Die Medien diskutierten gegen Ende der Debatte zur Reform insbesondere über deren Chancen in einer zu erwartenden Referendumsabstimmung. In der Zwischenzeit hatten neben den links-grünen Parteien und den Gewerkschaften, die schon im Laufe der Beratung mehrfach mit dem fakultativen Referendum gedroht hatten, auch der Bauernverband und GastroSuisse Kritik an der Revision geäussert. Während die linken Kreise insbesondere die höheren Einzahlungen für tiefere Renten, die weiterhin zu tiefen Frauenrenten und die zu hohen Verwaltungsgebühren kritisierten, ging die Reform den gewerblichen Kreisen zu weit. Sie befürchteten zu hohe Kosten für die Unternehmen.

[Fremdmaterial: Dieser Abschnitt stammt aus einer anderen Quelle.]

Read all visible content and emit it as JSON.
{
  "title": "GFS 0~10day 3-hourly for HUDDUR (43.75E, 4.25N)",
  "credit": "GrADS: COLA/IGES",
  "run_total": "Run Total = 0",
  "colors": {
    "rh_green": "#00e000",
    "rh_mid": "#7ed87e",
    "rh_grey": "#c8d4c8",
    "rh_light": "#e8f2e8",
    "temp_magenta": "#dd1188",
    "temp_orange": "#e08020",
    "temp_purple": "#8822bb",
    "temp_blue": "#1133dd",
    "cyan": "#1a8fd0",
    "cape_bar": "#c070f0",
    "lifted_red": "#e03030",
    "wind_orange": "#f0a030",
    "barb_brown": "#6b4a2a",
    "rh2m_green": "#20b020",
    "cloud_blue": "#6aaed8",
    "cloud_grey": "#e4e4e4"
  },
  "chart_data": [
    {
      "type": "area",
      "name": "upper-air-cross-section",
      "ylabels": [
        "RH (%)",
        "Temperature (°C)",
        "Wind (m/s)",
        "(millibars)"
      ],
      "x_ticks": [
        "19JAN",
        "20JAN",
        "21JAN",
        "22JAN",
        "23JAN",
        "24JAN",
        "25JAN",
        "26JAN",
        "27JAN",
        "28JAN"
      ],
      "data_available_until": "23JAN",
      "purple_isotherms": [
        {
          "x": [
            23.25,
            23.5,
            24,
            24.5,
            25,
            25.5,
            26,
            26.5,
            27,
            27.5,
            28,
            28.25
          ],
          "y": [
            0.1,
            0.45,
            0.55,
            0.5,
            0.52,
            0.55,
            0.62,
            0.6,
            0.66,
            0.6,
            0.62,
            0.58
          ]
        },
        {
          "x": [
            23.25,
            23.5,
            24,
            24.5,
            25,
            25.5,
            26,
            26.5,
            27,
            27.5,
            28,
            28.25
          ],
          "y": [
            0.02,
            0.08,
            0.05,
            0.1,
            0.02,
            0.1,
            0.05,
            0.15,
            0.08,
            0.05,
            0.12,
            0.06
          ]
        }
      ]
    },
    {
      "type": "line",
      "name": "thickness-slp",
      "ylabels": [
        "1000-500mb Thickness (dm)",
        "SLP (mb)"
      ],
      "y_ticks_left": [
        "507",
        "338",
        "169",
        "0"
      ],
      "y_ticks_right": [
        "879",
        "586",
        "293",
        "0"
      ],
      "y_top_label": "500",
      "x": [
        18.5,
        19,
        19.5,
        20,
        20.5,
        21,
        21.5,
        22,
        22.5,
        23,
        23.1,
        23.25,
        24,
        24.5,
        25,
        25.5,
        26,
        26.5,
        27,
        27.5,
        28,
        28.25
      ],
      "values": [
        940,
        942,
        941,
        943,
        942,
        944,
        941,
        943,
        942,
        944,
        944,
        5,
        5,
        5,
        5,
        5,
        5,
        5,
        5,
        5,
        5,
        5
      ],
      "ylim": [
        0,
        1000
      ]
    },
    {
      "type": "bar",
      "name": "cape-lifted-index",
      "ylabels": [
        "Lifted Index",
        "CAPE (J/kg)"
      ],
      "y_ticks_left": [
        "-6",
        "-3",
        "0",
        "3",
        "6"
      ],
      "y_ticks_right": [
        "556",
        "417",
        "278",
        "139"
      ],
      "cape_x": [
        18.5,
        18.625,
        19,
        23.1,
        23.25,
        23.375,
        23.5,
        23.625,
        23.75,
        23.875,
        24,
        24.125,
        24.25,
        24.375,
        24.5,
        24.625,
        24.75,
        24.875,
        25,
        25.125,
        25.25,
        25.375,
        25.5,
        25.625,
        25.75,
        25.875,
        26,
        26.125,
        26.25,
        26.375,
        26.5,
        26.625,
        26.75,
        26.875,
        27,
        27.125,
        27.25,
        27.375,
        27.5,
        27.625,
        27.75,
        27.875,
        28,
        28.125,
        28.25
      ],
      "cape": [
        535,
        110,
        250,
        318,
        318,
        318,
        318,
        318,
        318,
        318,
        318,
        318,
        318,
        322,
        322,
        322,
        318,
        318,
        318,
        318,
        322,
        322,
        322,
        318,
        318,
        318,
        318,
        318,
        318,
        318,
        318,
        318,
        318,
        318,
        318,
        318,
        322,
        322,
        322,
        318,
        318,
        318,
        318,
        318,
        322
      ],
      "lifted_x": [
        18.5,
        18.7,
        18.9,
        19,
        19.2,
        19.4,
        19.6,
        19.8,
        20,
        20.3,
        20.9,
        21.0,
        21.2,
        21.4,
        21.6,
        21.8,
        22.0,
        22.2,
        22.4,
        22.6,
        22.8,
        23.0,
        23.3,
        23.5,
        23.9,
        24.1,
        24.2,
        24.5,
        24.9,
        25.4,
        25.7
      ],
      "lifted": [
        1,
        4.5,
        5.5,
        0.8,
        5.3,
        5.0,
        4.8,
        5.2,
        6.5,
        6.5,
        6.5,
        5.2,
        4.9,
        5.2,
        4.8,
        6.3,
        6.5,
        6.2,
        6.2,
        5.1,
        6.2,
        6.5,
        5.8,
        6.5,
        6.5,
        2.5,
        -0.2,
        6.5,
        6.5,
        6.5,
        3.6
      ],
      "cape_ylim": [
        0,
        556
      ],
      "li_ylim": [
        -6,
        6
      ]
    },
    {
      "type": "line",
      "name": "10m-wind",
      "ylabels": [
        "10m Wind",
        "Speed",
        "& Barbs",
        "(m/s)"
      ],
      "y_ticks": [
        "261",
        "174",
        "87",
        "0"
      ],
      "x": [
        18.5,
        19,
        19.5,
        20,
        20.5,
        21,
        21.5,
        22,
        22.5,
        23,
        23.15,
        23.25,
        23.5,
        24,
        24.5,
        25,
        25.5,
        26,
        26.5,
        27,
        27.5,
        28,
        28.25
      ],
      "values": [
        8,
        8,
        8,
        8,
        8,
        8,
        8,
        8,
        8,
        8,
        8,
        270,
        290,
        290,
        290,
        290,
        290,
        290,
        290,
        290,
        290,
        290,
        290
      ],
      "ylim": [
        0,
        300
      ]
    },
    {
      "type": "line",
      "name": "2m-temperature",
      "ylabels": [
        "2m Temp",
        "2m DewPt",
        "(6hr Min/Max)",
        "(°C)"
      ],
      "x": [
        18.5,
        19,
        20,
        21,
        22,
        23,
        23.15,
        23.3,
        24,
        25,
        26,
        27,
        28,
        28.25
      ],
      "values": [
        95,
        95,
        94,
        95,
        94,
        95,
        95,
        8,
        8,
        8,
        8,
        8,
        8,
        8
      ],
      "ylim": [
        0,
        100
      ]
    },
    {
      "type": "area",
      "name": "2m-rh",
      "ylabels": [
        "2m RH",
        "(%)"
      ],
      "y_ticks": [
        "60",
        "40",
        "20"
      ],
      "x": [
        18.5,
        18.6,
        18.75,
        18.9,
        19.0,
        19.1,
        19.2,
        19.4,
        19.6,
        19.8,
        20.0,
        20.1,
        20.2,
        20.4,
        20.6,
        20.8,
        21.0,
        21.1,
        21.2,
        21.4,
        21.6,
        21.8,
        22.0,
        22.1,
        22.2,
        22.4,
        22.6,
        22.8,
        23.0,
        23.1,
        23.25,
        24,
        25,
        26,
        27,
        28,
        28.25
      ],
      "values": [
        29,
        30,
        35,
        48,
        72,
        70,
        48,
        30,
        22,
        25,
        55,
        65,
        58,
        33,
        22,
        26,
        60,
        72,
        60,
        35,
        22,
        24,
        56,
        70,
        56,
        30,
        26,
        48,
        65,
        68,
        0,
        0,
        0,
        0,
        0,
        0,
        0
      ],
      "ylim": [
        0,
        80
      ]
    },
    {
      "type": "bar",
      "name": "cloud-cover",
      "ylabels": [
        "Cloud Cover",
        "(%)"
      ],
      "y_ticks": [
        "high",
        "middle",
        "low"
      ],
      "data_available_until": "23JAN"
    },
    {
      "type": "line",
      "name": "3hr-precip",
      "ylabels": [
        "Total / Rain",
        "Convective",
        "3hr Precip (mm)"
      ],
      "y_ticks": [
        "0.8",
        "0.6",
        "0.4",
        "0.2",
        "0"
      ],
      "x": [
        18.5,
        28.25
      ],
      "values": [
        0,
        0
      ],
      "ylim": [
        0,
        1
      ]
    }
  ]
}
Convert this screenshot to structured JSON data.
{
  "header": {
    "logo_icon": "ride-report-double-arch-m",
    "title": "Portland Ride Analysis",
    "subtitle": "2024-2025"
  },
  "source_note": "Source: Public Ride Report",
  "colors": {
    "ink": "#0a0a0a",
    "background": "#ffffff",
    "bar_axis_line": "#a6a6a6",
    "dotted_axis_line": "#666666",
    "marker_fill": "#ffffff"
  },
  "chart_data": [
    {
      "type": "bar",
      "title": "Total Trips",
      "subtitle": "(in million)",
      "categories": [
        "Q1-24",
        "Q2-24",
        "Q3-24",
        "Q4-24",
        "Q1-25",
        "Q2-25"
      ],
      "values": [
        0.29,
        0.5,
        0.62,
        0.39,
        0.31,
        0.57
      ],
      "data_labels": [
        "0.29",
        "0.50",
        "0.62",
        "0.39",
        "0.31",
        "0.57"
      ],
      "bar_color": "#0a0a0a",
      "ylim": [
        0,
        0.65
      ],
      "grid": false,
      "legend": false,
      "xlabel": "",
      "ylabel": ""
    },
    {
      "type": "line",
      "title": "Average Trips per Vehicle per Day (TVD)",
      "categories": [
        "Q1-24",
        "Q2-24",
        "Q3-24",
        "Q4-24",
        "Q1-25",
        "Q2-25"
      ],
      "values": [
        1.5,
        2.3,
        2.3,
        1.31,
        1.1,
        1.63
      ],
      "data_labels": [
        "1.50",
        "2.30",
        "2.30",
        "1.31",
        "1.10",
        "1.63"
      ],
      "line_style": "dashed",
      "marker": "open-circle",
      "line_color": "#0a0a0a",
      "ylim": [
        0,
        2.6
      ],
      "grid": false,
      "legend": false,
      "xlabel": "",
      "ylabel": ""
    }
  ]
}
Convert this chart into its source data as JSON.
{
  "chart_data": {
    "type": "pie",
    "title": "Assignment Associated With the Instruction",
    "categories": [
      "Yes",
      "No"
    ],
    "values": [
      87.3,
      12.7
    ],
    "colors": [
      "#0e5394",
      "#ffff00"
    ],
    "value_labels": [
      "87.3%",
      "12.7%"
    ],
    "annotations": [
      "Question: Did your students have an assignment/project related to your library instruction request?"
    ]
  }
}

Dossier: Koordinationsabzug und Eintrittsschwelle BVG

Am 21. Juli 2023 bestätigte die Bundeskanzlei das Zustandekommen des fakultativen Referendums gegen die Pensionskassenreform BVG 21. Das Komitee «BVG-Referendum» hatte Ende Juni gemäss eigenen Aussagen und medial viel beachtet über 141'000 Unterschriften eingereicht, von denen aber wohl ein Teil nicht beglaubigt war. So gab die Bundeskanzlei bekannt, dass 77'932 (beglaubigte) Unterschriften gegen die Reform eingereicht worden seien, von denen 77'732 gültig waren. Somit werden die Stimmbürgerinnen und Stimmbürger im Jahr 2024 abschliessend über die Reform entscheiden.